After testing with 15 users and analyzing support tickets, the challenge was clear, we are actively losing money.
📉 63% cart abandonment
Customers were leaving before purchase.
⚡ High support call
Users couldn't find basic infos.
⛓️💥 Broken booking system
Classes & events were impossible to register.
CHANGES
Where do I start when checkout becomes the drop-off point?
What did i do…
I grouped the findings into two categories: navigation chaos and system failures. After presenting these to Indi's owner, I restructured the information architecture using card sort and tree test.
Simplified Information Architecture
🆕 Navigation: From 7 Items → 4 Clear Categories
How: I rebuilt the site around users’ mental models, testing navigation with 20 new and returning visitors.

Unified Booking Systems
🆕 A single, robust booking experience
I designed calendar and list views, combined classes and events into one page, and displayed content, skill level, and inclusions upfront.
Authentic Brand Expression
🆕 I translated their bean-to-bar story into a visual language.

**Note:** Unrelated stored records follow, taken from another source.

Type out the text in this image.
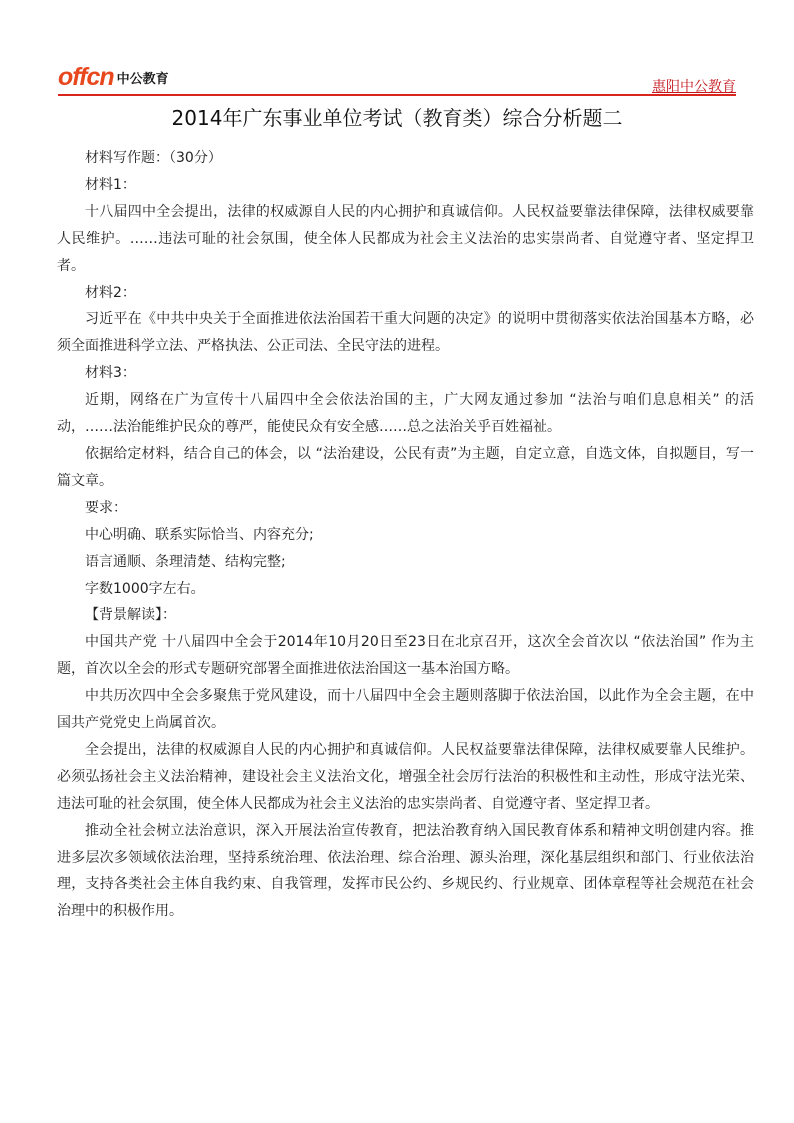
offcn 中公教育	惠阳中公教育
2014年广东事业单位考试（教育类）综合分析题二

材料写作题：（30分）

材料1：

十八届四中全会提出，法律的权威源自人民的内心拥护和真诚信仰。人民权益要靠法律保障，法律权威要靠人民维护。……违法可耻的社会氛围，使全体人民都成为社会主义法治的忠实崇尚者、自觉遵守者、坚定捍卫者。

材料2：

习近平在《中共中央关于全面推进依法治国若干重大问题的决定》的说明中贯彻落实依法治国基本方略，必须全面推进科学立法、严格执法、公正司法、全民守法的进程。

材料3：

近期，网络在广为宣传十八届四中全会依法治国的主，广大网友通过参加 “法治与咱们息息相关” 的活动，……法治能维护民众的尊严，能使民众有安全感……总之法治关乎百姓福祉。

依据给定材料，结合自己的体会，以 “法治建设，公民有责”为主题，自定立意，自选文体，自拟题目，写一篇文章。

要求：

中心明确、联系实际恰当、内容充分;

语言通顺、条理清楚、结构完整;

字数1000字左右。

【背景解读】：

中国共产党 十八届四中全会于2014年10月20日至23日在北京召开，这次全会首次以 “依法治国” 作为主题，首次以全会的形式专题研究部署全面推进依法治国这一基本治国方略。

中共历次四中全会多聚焦于党风建设，而十八届四中全会主题则落脚于依法治国，以此作为全会主题，在中国共产党党史上尚属首次。

全会提出，法律的权威源自人民的内心拥护和真诚信仰。人民权益要靠法律保障，法律权威要靠人民维护。必须弘扬社会主义法治精神，建设社会主义法治文化，增强全社会厉行法治的积极性和主动性，形成守法光荣、违法可耻的社会氛围，使全体人民都成为社会主义法治的忠实崇尚者、自觉遵守者、坚定捍卫者。

推动全社会树立法治意识，深入开展法治宣传教育，把法治教育纳入国民教育体系和精神文明创建内容。推进多层次多领域依法治理，坚持系统治理、依法治理、综合治理、源头治理，深化基层组织和部门、行业依法治理，支持各类社会主体自我约束、自我管理，发挥市民公约、乡规民约、行业规章、团体章程等社会规范在社会治理中的积极作用。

Blended artisanal authenticity with modern usability and designed for emotional connection.

LOOKBACK
This project was special..
The business is named after the owner's daughter, Indi. That personal connection made every design decision feel weightier—this wasn't optimizing for a corporation, it was helping a family keep their business alive. Good design became less about what looks right and more about what actually works.